La pluie diluvienne qui s’abat sur la ville de Canton en cette fin de mois d’avril commence à se calmer lorsque notre véhicule s’engage sur une avenue bordant un vaste complexe industriel flambant neuf. L'usine, propriété de la jeune pousse automobile chinoise Xpeng, n'est opérationnelle que depuis fin 2023. A l’intérieur, la modernité et la qualité des machines-outils sont bluffantes.
L’atelier tôlerie en est le meilleur exemple : ultra-automatisé, il est l’hôte d’une armée de 586 robots de la marque suédo-suisse ABB. De leur couleur gris métallique, ils occupent l’entièreté du champ visuel à l’intérieur des murs, où seuls quelques opérateurs humains se frayent un chemin.

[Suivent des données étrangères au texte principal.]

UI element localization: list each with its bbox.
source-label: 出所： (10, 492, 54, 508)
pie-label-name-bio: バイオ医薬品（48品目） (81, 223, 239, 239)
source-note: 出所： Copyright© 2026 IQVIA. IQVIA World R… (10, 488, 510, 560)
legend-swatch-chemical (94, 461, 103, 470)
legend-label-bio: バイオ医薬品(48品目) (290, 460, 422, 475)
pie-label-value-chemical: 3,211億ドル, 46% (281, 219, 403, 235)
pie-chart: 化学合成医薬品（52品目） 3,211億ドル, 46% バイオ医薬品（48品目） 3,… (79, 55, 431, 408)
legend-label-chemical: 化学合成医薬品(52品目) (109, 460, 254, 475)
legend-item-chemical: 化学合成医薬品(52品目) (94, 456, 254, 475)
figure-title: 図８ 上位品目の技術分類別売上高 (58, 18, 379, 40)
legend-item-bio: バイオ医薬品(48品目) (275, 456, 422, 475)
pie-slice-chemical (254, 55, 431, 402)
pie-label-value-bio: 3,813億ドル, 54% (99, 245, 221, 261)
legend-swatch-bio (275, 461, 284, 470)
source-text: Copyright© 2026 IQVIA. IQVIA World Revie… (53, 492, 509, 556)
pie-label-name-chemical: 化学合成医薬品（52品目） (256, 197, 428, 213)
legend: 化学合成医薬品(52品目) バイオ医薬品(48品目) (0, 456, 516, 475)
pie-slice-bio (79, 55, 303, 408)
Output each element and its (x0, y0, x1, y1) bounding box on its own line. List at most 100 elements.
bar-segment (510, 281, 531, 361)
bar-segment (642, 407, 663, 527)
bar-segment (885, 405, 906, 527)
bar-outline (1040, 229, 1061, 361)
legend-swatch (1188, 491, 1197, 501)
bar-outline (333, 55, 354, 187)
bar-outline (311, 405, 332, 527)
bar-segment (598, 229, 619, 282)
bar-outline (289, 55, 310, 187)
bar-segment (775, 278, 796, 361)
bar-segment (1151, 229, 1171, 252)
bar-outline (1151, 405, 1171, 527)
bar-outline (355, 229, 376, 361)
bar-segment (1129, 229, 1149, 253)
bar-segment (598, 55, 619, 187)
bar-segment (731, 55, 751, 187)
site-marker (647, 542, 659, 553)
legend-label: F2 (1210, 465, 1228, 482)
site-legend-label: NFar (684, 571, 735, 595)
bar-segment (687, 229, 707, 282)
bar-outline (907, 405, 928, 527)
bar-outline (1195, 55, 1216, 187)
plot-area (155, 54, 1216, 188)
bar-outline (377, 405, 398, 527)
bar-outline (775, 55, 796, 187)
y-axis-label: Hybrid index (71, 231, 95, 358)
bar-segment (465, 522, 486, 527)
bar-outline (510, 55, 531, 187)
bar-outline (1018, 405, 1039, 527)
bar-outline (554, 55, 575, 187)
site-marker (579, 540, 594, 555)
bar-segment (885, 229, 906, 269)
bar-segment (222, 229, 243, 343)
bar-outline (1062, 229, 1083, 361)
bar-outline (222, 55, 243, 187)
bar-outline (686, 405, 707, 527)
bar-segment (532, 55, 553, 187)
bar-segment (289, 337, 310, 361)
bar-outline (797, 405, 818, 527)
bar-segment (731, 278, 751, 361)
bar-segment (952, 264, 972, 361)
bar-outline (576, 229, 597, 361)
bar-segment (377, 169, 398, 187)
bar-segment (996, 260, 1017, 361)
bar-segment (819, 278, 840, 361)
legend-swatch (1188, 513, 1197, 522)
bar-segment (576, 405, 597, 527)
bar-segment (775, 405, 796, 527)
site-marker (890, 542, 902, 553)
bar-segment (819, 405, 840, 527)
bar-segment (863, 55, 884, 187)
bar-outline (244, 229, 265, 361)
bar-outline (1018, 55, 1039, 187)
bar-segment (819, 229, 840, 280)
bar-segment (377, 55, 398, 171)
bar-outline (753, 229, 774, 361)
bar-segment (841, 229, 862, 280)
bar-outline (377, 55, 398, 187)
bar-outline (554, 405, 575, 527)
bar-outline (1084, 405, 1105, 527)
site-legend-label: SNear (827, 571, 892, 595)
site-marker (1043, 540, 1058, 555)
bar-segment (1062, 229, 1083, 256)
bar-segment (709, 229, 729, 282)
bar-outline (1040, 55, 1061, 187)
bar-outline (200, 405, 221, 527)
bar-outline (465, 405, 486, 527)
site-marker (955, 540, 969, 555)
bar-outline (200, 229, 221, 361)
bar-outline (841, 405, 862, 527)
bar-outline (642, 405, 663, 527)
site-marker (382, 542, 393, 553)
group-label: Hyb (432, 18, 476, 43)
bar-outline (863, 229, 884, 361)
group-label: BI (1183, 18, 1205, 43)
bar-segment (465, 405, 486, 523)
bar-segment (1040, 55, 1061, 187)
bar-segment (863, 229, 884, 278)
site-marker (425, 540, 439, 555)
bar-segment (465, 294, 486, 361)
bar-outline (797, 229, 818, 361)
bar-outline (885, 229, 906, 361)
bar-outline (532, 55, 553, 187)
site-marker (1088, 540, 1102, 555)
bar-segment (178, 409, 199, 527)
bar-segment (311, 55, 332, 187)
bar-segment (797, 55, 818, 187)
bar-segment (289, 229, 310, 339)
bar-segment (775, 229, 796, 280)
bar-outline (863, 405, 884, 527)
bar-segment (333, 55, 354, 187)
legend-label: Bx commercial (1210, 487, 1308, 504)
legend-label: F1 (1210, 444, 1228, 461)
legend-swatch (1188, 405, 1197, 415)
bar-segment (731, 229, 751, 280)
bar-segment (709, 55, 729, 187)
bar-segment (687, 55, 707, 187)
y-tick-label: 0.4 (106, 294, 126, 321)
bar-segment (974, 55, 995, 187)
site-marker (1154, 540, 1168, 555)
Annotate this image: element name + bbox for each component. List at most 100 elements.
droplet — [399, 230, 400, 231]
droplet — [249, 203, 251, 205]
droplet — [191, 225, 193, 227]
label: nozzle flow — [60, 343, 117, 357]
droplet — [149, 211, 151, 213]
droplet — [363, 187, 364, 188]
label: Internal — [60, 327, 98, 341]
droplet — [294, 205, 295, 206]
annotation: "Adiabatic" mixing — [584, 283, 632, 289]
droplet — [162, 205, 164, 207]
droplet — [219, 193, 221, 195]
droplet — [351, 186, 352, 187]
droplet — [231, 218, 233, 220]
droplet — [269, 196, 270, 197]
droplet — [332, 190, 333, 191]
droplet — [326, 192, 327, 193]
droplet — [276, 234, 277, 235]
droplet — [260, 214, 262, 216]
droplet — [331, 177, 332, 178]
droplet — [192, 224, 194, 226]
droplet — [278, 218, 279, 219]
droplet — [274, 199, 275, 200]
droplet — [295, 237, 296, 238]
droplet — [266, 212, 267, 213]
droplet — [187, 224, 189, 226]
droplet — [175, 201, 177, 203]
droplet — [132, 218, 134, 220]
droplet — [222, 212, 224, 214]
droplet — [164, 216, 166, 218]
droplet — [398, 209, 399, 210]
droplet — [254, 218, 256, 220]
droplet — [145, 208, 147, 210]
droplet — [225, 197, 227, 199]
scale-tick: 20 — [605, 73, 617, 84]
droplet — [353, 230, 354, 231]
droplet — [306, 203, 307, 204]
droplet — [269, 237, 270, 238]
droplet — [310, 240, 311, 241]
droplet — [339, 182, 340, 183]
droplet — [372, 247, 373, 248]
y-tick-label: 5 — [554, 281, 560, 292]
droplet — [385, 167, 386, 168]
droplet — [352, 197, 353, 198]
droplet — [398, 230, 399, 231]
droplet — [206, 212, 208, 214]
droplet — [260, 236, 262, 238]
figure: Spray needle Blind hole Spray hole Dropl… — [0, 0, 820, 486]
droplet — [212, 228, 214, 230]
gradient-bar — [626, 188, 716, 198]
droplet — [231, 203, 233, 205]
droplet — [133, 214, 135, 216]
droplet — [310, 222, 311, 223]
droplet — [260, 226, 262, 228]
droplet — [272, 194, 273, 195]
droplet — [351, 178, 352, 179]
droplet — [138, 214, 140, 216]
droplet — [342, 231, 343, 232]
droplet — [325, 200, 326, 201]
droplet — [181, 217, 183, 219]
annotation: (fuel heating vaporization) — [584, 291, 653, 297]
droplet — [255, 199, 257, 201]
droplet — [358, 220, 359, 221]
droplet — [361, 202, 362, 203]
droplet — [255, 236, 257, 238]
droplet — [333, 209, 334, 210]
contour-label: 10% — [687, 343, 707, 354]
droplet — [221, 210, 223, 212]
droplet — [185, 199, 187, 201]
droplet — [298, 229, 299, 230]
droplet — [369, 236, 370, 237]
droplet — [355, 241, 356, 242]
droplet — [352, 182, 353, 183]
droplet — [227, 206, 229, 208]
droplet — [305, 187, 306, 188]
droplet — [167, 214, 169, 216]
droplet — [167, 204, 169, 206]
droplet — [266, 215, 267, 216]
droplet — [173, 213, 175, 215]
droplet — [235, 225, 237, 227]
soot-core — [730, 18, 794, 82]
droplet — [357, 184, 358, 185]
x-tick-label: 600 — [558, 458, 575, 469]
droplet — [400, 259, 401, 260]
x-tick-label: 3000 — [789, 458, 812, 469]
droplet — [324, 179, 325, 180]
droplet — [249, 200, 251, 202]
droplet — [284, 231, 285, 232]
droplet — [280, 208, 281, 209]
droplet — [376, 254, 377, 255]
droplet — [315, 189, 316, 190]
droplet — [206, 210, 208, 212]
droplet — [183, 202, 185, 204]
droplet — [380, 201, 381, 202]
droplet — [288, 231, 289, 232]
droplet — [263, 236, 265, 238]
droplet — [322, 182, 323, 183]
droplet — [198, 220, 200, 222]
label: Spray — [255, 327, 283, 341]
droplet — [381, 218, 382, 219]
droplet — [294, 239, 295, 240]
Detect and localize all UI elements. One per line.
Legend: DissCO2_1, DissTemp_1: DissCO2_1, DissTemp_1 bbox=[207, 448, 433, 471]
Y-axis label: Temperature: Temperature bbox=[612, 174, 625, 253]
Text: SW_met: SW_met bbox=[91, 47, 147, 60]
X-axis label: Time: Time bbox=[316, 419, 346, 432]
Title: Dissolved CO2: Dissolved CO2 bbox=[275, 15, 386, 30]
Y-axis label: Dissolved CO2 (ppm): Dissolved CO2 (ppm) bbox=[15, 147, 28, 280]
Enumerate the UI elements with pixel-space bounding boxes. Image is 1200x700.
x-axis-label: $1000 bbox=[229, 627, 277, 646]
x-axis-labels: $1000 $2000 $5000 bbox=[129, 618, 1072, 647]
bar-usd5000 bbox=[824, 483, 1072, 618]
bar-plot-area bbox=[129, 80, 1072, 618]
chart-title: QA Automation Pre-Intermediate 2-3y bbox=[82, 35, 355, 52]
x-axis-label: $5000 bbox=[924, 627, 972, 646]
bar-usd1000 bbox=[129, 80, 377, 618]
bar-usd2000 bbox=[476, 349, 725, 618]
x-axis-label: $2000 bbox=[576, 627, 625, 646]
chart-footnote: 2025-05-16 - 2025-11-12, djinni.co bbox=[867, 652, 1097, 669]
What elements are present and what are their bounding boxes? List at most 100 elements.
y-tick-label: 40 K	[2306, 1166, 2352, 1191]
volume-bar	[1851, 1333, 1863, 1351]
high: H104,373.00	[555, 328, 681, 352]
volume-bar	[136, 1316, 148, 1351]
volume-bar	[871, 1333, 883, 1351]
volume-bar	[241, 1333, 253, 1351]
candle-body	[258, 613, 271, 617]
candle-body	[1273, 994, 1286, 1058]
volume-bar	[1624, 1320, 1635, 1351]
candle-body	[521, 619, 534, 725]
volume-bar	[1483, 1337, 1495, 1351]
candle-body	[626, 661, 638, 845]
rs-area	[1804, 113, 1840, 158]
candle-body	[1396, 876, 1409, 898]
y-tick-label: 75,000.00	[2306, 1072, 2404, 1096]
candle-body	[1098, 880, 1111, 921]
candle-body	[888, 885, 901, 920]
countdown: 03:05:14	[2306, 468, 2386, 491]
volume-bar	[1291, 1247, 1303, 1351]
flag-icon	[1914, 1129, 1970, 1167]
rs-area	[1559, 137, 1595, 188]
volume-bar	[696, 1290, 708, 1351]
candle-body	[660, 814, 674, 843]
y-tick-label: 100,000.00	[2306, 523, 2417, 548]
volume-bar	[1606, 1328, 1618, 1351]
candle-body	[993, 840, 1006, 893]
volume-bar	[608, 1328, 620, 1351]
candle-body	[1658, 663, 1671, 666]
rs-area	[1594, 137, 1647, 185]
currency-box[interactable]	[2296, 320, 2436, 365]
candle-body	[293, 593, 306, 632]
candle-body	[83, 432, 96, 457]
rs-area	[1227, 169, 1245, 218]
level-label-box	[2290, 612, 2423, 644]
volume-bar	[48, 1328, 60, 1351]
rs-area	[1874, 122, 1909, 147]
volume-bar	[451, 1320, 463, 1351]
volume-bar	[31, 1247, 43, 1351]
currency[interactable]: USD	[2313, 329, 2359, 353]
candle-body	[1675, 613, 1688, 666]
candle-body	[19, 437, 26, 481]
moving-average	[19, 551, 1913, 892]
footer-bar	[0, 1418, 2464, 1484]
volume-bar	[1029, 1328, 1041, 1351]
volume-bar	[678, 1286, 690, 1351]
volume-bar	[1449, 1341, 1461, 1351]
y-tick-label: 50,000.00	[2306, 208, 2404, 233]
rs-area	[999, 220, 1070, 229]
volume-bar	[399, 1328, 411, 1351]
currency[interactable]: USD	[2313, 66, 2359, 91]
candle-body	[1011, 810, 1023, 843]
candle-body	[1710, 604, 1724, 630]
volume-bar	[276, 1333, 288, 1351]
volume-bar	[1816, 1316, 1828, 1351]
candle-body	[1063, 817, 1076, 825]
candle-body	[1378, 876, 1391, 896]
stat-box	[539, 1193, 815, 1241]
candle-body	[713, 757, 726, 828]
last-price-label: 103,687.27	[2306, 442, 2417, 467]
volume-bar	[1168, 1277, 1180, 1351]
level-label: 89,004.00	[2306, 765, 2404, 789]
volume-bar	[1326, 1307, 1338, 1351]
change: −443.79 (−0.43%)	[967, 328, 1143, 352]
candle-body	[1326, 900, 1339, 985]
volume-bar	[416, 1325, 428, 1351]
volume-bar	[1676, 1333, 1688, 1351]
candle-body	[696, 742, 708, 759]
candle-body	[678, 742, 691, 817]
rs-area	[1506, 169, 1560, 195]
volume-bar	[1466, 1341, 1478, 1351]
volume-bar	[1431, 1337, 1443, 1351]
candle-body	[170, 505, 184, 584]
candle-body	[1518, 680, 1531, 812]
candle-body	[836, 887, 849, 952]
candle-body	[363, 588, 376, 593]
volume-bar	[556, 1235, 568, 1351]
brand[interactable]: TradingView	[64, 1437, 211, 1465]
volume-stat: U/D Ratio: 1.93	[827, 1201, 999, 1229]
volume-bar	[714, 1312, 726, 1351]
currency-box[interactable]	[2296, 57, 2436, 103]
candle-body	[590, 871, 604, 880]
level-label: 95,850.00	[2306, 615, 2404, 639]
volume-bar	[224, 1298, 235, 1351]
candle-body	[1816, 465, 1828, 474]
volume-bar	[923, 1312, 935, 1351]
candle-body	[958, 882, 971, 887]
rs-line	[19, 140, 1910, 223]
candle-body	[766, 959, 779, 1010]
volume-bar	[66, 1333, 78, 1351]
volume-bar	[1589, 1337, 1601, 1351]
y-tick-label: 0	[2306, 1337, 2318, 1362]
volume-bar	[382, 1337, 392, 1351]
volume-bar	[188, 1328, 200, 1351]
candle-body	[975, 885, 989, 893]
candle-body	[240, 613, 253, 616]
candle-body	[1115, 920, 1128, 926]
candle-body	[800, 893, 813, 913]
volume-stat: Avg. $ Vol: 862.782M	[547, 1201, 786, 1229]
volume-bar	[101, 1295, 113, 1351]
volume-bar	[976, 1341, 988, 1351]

A l’étape la plus importante du processus, lors de laquelle la caisse en blanc prend vie, quelques secondes seulement suffisent aux machines pour saisir les pièces de métal et fendre l’air avec une rapidité déconcertante avant d’effectuer avec précision quelques dizaines de points de soudure, dans un balai virevoltant.
Dans cette base industrielle, qui ressemble à première vue à n’importe quelle usine automobile, des process novateurs sont disséminés ci et là. C’est notamment le cas du «gigacasting», un nouveau processus de moulage d’aluminium à haute pression popularisé par la firme américaine Tesla. Dans une bâtisse adjacente à l’usine d’Xpeng, le fournisseur Guangdong Hongtu Technology opère trois presses de 7000, 12000 et même… 16000 tonnes, fabriquées par le groupe chinois LK.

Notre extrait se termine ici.